When the ballot appeared in October, however, it asked for the disputed member's disenrollment. Enrollment committee chairwoman Bolton says the reason for this discrepancy was because the council was "still researching the matter."
One of the disputed members, Victoria Mahnke, points out that the tribal council is claiming the members in question had known of the council inquiry into their ancestry since 1992.
"If that's the case, then they (the tribal council) must have known about it as well, so why were they still researching this several years after the fact," Mahnke asks.
She goes on to say the council is claiming they had informed Mahnke's cousin Alice Pittman of the questionable record since 1992.
"In 1992, I was asked by the administrator Kathy Frazier to gather some information for 20 or so applicants who had applied at that time for membership into the Berry Creek Rancheria," says Pittman.
Pittman says she was only asked by the tribal council to find documentation that stated her grandmother was Billy Day's daughter. The BIA sent Pittman her grandmother's BIA application listing Billy Day as her father. Several Maidu elders who had signed the document corroborated this testimony.
"I turned that official BIA documentation into the Berry Creek Rancheria and my appointed job was done," says Pittman.
After the results were read, Chairman Jim Edwards announced the motion had failed. Berry Creek sources say immediately following Edwards' proclamation, Vice Chairwoman Debbie Armos and Enrollment Committee Chairwoman Eleanor Bolton immediately called for a freeze on per capita revenue leading the disenrolled members to further speculation that the disenrollment was financially motivated.
The matter was not quite settled. Sources say on Nov. 5, tribal attorney Anna Kimber told the council a re-vote would be possible on several grounds. Apparently there was nothing in the tribal law that established grounds for a re-vote. Using instead a common bookstore text called "Robert?s Rules of Order," the council based its claims that the tribal members were not aware of what they were voting for.
Another allegation made by the tribal council was that there were around 100 ballots that never made it into the hands of tribal members. Since the ballots were sent as certified mail, the recipient's signature was required and if the recipient is not home, a notice is left.

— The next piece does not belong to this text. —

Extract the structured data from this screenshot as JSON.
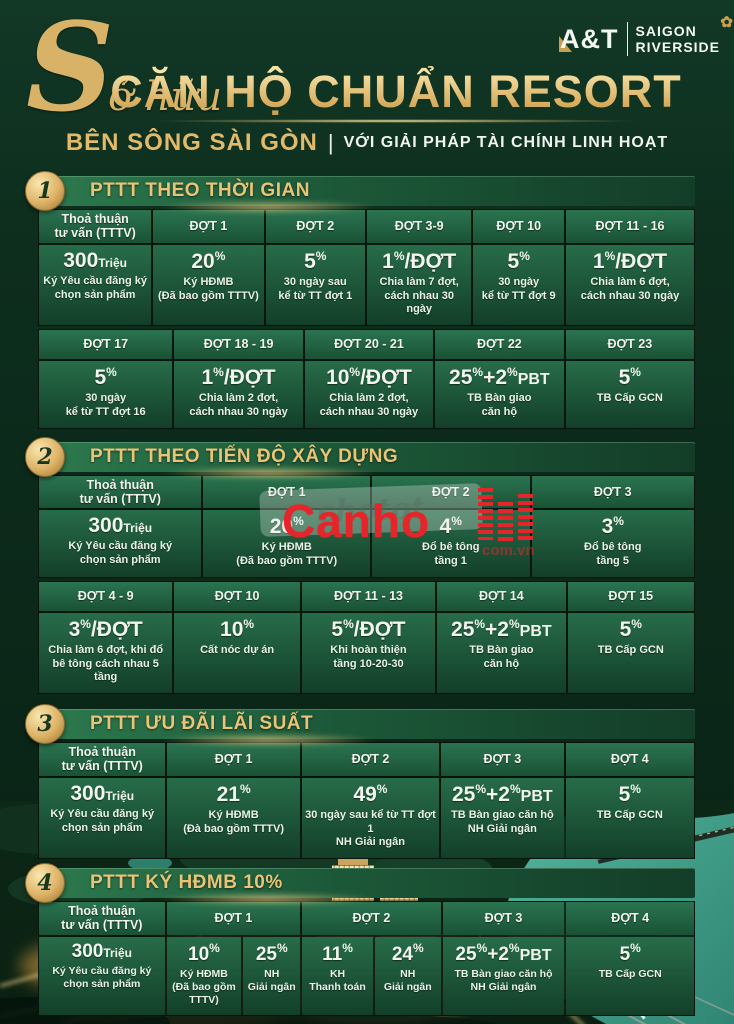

Disputed tribal members point out that all a person would have to do when they receive notice of a certified letter is to simply check a box on the postal slip and stick it on their door. Apparently these 100 tribal members did not do that.
Tribal attorney Anna Kimber says many members did not understand what they were voting for. She says there was sufficient evidence that tribal members who abstained mistakenly thought their votes would count toward the majority.
Kimber also says the council motion was to immediately admit the disenrolled members as adoptees.
Mahnke thinks this is ridiculous. She points out that as adoptees, they wouldn't receive gaming revenues and uses this point to justify her position. She also says that at an earlier meeting the council had warned disputed members their per capita would be frozen if they hired an attorney.
The general council, or all voting tribal members in attendance at any given meeting, approved a motion at a Nov. 5 meeting to rescind the original vote. It passed 52-20. No date has been set on the new vote.